On the economic front, investors continued to monitor inflation data. The U.S. Producer Price Index (PPI) rose 1.1% in May and climbed 6.5% year-over-year, according to the Bureau of Labor Statistics. Final-demand goods increased 2.8%, with energy prices surging 10.7%. Meanwhile, initial jobless claims rose by 4,000 to 229,000 for the week ended June 6, suggesting the labor market remained resilient despite higher prices.
Adobe Falls on CFO Departure
In corporate news, Adobe (ADBE) dropped 5.44% to $206.90 in after-hours trading, making it one of the biggest losers on Investing.com’s after-hours board. The decline came after the company announced the departure of CFO Dan Durn, even as it raised its full-year sales and profit targets. Stephanie Link, chief investment strategist at Hightower Advisors, expressed concern about the executive change, calling it “Not what ADBE needs.”
SpaceX IPO on Nasdaq
In a landmark development, SpaceX is set to begin trading on the Nasdaq on Friday following its $75 billion initial public offering. The IPO priced at $135 per share, valuing the company at $1.77 trillion, making it the largest IPO on record. After-hours trading remained active in mega-cap tech, semiconductor stocks, and earnings plays as the Nasdaq’s extended session approached its 8 p.m. ET close.
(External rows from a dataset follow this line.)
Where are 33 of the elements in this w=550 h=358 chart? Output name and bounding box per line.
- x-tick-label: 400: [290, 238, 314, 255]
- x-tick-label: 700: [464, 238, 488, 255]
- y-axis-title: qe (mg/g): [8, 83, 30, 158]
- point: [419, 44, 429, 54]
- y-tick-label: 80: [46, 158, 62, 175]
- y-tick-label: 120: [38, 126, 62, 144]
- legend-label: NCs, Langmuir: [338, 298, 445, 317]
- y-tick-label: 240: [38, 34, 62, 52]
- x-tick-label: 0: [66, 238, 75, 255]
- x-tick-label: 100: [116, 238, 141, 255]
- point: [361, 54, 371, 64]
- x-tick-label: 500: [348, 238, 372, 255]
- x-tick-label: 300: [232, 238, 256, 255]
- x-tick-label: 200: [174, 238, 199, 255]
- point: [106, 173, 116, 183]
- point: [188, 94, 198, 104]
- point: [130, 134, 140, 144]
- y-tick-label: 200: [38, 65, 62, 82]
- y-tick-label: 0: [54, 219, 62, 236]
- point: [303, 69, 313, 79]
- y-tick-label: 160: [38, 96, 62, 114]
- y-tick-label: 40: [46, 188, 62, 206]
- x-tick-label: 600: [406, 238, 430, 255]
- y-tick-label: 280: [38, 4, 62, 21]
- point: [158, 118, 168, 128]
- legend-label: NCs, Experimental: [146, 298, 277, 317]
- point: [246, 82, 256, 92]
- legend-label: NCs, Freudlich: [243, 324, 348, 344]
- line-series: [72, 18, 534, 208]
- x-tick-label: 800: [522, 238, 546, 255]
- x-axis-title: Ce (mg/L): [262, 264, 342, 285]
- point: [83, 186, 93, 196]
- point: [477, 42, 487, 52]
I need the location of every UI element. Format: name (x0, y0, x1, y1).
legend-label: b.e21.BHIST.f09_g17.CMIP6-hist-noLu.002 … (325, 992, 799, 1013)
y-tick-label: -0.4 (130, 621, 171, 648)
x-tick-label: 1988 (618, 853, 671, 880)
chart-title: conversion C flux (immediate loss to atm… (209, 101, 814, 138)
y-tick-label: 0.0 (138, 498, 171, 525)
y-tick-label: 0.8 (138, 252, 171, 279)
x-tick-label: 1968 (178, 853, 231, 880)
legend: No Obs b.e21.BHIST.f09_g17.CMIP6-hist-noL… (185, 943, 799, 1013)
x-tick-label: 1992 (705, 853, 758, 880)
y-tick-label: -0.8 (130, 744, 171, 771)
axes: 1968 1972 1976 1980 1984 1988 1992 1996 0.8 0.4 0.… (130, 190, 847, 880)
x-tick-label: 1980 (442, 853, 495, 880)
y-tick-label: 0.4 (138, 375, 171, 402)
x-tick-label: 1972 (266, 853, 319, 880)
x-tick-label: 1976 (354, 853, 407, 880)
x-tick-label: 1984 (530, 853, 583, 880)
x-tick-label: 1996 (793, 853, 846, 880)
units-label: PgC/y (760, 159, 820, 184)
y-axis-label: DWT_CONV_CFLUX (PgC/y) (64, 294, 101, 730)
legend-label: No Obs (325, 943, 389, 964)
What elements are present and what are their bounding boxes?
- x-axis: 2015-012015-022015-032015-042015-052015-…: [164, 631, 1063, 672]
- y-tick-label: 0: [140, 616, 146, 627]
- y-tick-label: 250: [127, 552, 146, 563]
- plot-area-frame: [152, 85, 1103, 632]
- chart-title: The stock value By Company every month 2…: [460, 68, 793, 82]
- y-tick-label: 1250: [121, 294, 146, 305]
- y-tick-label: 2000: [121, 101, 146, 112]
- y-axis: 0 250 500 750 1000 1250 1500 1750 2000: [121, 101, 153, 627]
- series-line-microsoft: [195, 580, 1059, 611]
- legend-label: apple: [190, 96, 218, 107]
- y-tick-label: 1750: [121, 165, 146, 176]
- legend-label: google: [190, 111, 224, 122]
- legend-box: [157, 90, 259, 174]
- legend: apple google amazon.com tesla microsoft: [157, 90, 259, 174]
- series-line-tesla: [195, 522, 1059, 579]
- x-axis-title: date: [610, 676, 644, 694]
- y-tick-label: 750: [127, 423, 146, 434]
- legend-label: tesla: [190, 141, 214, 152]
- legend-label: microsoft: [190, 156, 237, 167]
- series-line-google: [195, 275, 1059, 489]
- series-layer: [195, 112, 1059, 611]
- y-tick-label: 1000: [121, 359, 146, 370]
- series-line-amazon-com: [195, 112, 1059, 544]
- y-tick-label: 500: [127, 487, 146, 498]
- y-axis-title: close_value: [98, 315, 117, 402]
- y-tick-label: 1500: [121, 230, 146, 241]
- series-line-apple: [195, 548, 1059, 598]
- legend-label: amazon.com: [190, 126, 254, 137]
The strong market performance on Thursday provided a much-needed boost to investor sentiment, with advancing stocks outnumbering decliners by a ratio of about 2.7 to 1 on both the NYSE and Nasdaq. While the rally was broad-based, the tech sector’s resurgence and the easing of geopolitical risks were the primary drivers, setting a positive tone for the final trading day of the week.